The plan, presented to the bankruptcy court on Oct. 2, called for establishing a new entity with $450 million in seed funding. Dubbed NewCo, it will focus on Bitcoin mining and staking while being owned by Celsius’ once-spurned customers and creditors.
Celsius, under the management of former CEO and co-founder Alex Mashinsky, collapsed alongside several high-profile crypto firms last summer, as crypto prices plunged. In October of 2021, the failed firm had $25 billion in assets under management.
Moving forward, the company will be managed by the Fahrenheit Group, a consortium that won its bid to acquire Celsius in May.

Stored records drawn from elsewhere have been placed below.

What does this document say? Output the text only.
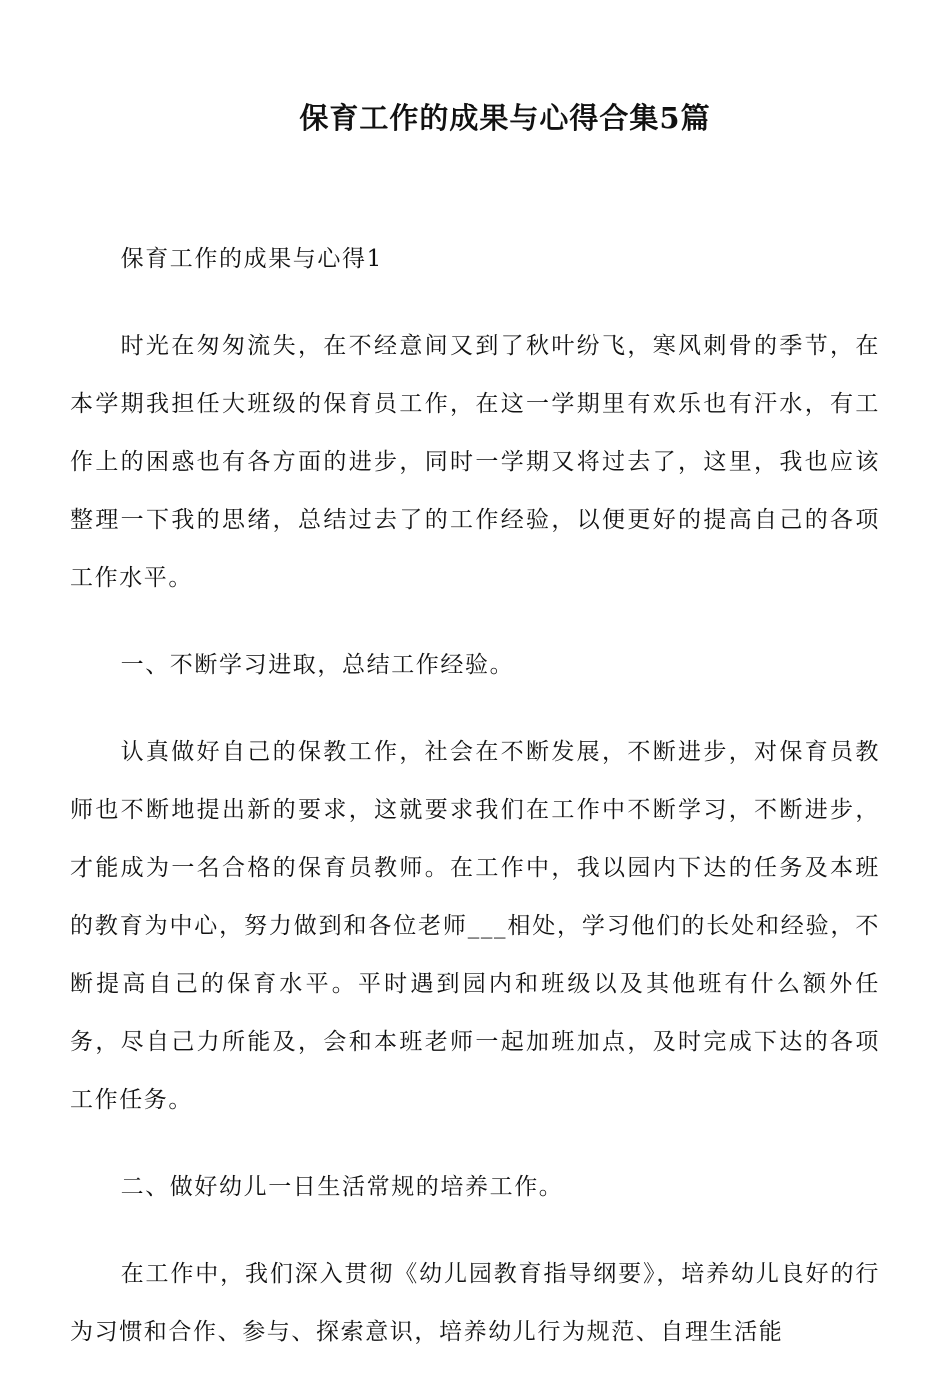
保育工作的成果与心得合集5篇

保育工作的成果与心得1

时光在匆匆流失，在不经意间又到了秋叶纷飞，寒风刺骨的季节，在本学期我担任大班级的保育员工作，在这一学期里有欢乐也有汗水，有工作上的困惑也有各方面的进步，同时一学期又将过去了，这里，我也应该整理一下我的思绪，总结过去了的工作经验，以便更好的提高自己的各项工作水平。

一、不断学习进取，总结工作经验。

认真做好自己的保教工作，社会在不断发展，不断进步，对保育员教师也不断地提出新的要求，这就要求我们在工作中不断学习，不断进步，才能成为一名合格的保育员教师。在工作中，我以园内下达的任务及本班的教育为中心，努力做到和各位老师___相处，学习他们的长处和经验，不断提高自己的保育水平。平时遇到园内和班级以及其他班有什么额外任务，尽自己力所能及，会和本班老师一起加班加点，及时完成下达的各项工作任务。

二、做好幼儿一日生活常规的培养工作。

在工作中，我们深入贯彻《幼儿园教育指导纲要》，培养幼儿良好的行为习惯和合作、参与、探索意识，培养幼儿行为规范、自理生活能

NewCo plans on becoming a publicly traded company that’s listed on the Nasdaq, to “maximize liquidity” for creditors, according to a filing.
The approved plan also includes a distribution of “at least $2.03 billion” in cryptocurrency for creditors. After losing control of their accounts and crypto for more than a year, Celsius lawyers have signaled customers could see repayments early next year, per Bloomberg News.

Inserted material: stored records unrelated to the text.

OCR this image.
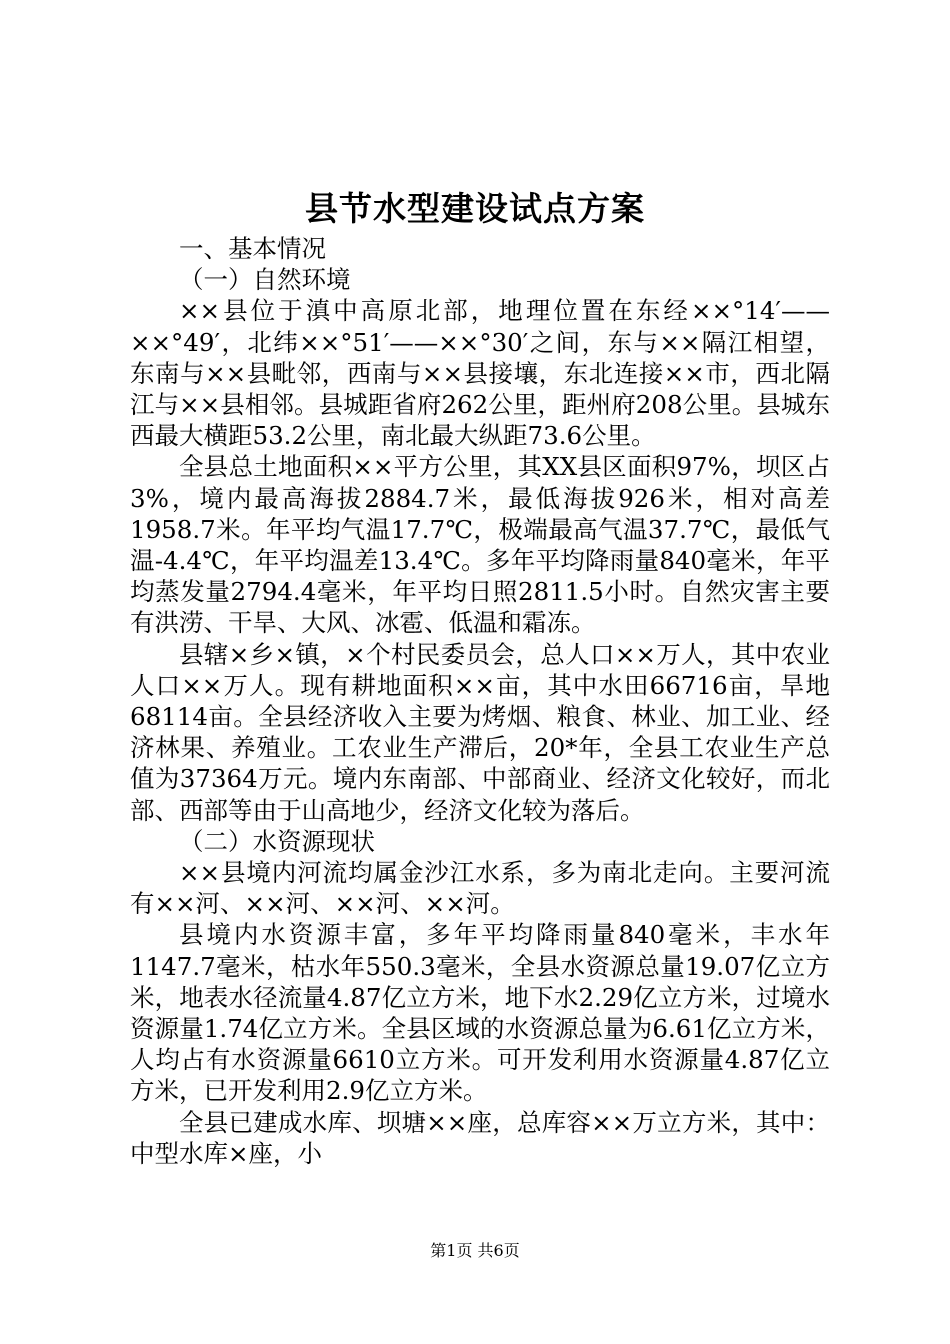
县节水型建设试点方案

一、基本情况

（一）自然环境

××县位于滇中高原北部，地理位置在东经××°14′——××°49′，北纬××°51′——××°30′之间，东与××隔江相望，东南与××县毗邻，西南与××县接壤，东北连接××市，西北隔江与××县相邻。县城距省府262公里，距州府208公里。县城东西最大横距53.2公里，南北最大纵距73.6公里。

全县总土地面积××平方公里，其XX县区面积97%，坝区占3%，境内最高海拔2884.7米，最低海拔926米，相对高差1958.7米。年平均气温17.7℃，极端最高气温37.7℃，最低气温-4.4℃，年平均温差13.4℃。多年平均降雨量840毫米，年平均蒸发量2794.4毫米，年平均日照2811.5小时。自然灾害主要有洪涝、干旱、大风、冰雹、低温和霜冻。

县辖×乡×镇，×个村民委员会，总人口××万人，其中农业人口××万人。现有耕地面积××亩，其中水田66716亩，旱地68114亩。全县经济收入主要为烤烟、粮食、林业、加工业、经济林果、养殖业。工农业生产滞后，20*年，全县工农业生产总值为37364万元。境内东南部、中部商业、经济文化较好，而北部、西部等由于山高地少，经济文化较为落后。

（二）水资源现状

××县境内河流均属金沙江水系，多为南北走向。主要河流有××河、××河、××河、××河。

县境内水资源丰富，多年平均降雨量840毫米，丰水年1147.7毫米，枯水年550.3毫米，全县水资源总量19.07亿立方米，地表水径流量4.87亿立方米，地下水2.29亿立方米，过境水资源量1.74亿立方米。全县区域的水资源总量为6.61亿立方米，人均占有水资源量6610立方米。可开发利用水资源量4.87亿立方米，已开发利用2.9亿立方米。

全县已建成水库、坝塘××座，总库容××万立方米，其中：中型水库×座，小

第1页 共6页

In July, Mashinsky was hit with a slew of criminal charges and civil lawsuits for his conduct at the helm of Celsius. The Department of Justice, Securities and Exchange Commission (SEC), Commodities Futures Trading Commission, and Federal Trade Commission all took action.
Federal prosecutors arrested and charged Mishinsky with fraud, accusing the former CEO of orchestrating “a scheme to inflate the price of Celsius’s proprietary token, CEL,” alongside Roni Cohen-Pavon, the company’s chief revenue officer, and other employees.
Before the plan was approved, CEL spiked to $0.25 on Wednesday. However, the token has since fallen to $0.23, a decrease of 7% over the past day, according to CoinGecko.
U.S. Bankruptcy Judge Martin Glenn approved the plan without determining whether digital assets belonging to Celsius’ creditors are securities or commodities. However, he signaled the Securities and Exchange Commission (SEC) could challenge transactions.
“Nothing in this confirmation order […] constitutes a finding under the federal securities laws as to whether crypto tokens or transactions involving crypto tokens are securities,” he said. “The right of the [SEC] to challenge transactions involving crypto tokens on any basis is expressly reserved.”